Are concurrent non-atomic writes to never-read memory safe?

Note: not a duplicate of this question.

Provided a region of memory is never read, when are concurrent non-atomic writes safe to it? This is language-agnostic and mostly related to CPU architectural constraints.

The idea is for dropping bytes in non-seekable objects like TCP socket in a multi-threaded app, but in cases where BPF drop filters aren't viable.
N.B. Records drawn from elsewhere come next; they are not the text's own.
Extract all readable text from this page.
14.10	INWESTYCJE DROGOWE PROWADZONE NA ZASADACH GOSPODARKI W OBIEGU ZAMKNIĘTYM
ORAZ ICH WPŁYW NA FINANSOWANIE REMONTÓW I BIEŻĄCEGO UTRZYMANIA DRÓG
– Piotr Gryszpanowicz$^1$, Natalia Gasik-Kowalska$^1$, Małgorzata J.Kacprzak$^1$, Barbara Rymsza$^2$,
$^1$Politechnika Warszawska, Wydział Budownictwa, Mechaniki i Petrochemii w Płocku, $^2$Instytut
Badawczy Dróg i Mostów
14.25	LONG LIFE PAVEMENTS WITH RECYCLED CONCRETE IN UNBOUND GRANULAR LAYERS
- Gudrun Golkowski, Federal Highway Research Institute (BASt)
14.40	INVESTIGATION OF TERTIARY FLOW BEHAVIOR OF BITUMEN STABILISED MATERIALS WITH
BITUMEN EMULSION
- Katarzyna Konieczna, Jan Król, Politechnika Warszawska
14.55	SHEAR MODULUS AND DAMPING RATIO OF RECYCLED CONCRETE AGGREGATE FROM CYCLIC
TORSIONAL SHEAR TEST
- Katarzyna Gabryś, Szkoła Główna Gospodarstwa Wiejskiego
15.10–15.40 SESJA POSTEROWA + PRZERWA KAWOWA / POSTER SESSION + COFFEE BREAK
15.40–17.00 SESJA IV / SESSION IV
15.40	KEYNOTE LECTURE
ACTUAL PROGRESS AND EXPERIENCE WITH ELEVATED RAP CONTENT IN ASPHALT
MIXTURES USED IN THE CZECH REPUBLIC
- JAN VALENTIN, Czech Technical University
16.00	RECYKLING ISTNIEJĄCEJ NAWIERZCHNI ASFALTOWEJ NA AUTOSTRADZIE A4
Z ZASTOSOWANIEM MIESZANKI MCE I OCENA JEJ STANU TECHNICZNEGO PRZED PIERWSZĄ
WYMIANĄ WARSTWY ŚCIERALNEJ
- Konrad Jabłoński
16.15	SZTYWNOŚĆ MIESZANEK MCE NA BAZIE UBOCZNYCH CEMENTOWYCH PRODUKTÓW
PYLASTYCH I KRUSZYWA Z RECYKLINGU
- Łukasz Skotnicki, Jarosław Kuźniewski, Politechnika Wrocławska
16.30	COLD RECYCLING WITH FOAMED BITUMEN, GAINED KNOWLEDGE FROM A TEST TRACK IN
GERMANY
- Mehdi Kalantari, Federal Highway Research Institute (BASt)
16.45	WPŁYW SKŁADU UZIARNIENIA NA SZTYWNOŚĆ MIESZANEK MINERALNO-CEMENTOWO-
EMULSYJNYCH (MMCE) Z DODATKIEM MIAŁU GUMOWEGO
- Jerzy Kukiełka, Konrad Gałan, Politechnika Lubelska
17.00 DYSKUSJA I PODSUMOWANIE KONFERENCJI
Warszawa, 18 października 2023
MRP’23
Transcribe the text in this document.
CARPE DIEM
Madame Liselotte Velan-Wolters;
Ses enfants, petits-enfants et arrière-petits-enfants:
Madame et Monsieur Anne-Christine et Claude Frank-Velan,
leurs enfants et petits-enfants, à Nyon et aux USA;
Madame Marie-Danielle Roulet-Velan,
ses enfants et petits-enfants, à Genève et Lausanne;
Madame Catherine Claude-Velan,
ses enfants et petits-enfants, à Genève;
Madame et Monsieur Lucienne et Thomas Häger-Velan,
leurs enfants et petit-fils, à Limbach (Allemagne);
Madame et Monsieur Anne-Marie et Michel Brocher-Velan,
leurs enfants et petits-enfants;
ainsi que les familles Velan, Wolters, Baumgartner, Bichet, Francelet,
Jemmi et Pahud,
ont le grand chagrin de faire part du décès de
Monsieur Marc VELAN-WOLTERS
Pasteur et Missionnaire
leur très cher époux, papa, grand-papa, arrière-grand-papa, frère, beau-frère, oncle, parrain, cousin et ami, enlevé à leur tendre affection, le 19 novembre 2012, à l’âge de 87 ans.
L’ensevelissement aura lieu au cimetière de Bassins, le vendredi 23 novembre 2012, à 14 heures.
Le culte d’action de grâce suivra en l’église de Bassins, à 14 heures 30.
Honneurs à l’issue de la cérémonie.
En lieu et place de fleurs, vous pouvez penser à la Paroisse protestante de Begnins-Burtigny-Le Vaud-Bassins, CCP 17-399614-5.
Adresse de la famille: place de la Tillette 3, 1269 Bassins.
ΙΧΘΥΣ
Are such writes okay at byte resolution? I do currently have non-mission-critical code in the wild assuming this (by doing concurrent read syscalls to it to sinkhole all received data entirely) and haven't had issues so far.
Do the writes have to be limited to their own cache lines? One core could write and the other read and they could run into consensus issues. However, I'd think this would only impact the (never-read) memory region?
Do the writes have to be limited to their own (usually 4 KiB) pages? I could see TLB issues in a few cases if it assumes unsyncronized instruction means no TLB synchronization is needed at all, though this is admittedly very unlikely (most of that same synchronization is needed just to handle concurrent requests with different addresses correctly).
Is it just never safe at all in general?

Solution

No mainstream CPU ISAs do hardware race detection, so it's safe in asm.
Atomic stores (not RMWs like CAS or ++atomic_var) use the same asm instructions as normal stores.
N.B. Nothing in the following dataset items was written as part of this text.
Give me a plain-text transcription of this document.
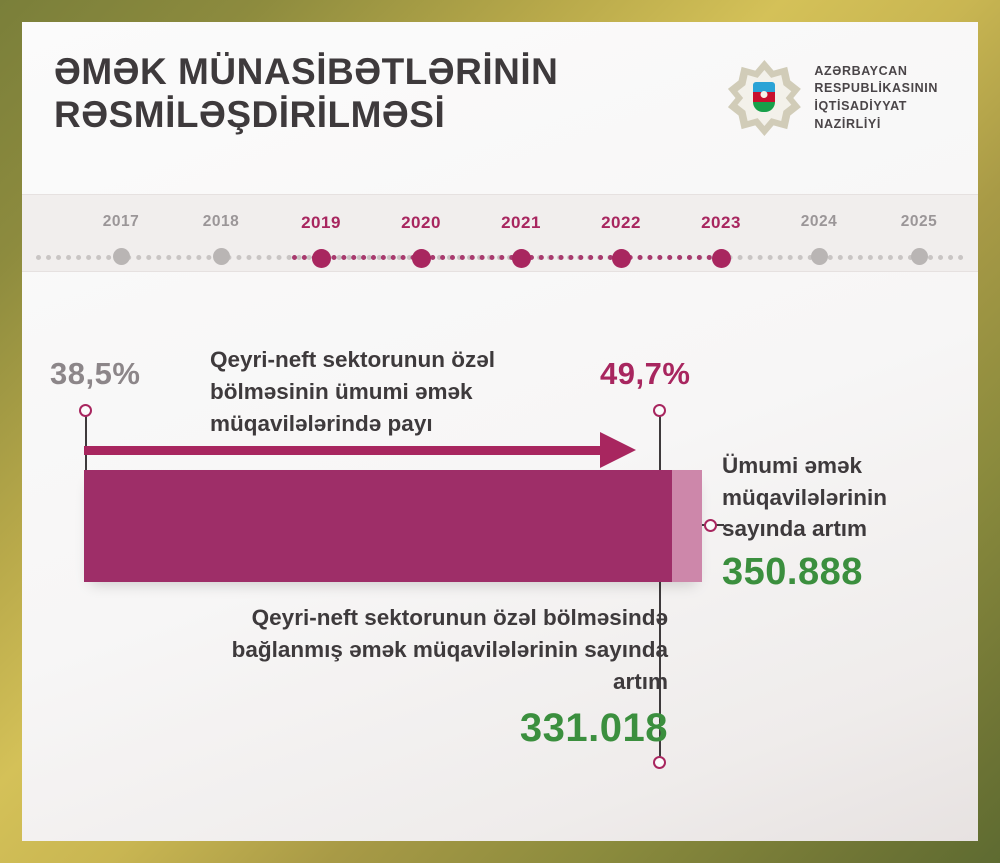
ƏMƏK MÜNASİBƏTLƏRİNİN
RƏSMİLƏŞDİRİLMƏSİ
AZƏRBAYCAN
RESPUBLİKASININ
İQTİSADİYYAT
NAZİRLİYİ
2017	2018	2019	2020	2021	2022	2023	2024	2025
38,5%	49,7%
Qeyri-neft sektorunun özəl bölməsinin ümumi əmək müqavilələrində payı
Ümumi əmək müqavilələrinin sayında artım
350.888
Qeyri-neft sektorunun özəl bölməsində bağlanmış əmək müqavilələrinin sayında artım
331.018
Cache is coherent on all CPU ISAs (not necessarily GPUs), at least between cores that we run threads across, which is why C / C++ volatile works similar to atomic<T> with memory_order_relaxed, on normal compilers that treat volatile accesses as requiring a load or store in the asm. (When to use volatile with multi threading? - never, except in Linux kernel code which rolls its own atomics with inline asm for ordering and GNU C semantics for volatile which include doing the load or store with a single instruction if possible.)

So for a CPU core to commit a store from its private store buffer into coherent L1d cache, it needs to get MESI Exclusive ownership of the cache line it's storing into before it can commit. In C++ terms, this is why a "modification order" exists for all atomic variables. In asm, such an order exists for every cache line.

If you had an ARM board with a microcontroller + DSP with non-coherent shared memory, you could still have both cores store to the same address without anything going wrong, other than getting potentially surprising values if you ever read that shared memory region. e.g. a core with cache would probably see the value it last stored, even if the other core had done a later store.

In high-level languages, it's generally not safe to assume that your code using non-atomic assignments compiles to equivalent asm to atomic with relaxed, unless you use something like C volatile on mainstream compilers that handle it the way you'd expect.

On a C implementation like clang -fsanitize=thread, it may abort or print extra stuff to stderr when two threads concurrently write the same non-atomic int *.

I don't know what you're talking about with write system calls; that seems very distantly related to asm stores, and the kernel will need to implement POSIX semantics for write atomicity (atomic update of the file-position and the I/O, in case multiple processes or threads are sharing the same open file descriptor.) See https://man7.org/linux/man-pages/man2/write.2.html#BUGS for some mention of that, e.g. Linux 3.14 and later implement this correctly.

TLBs aren't relevant here.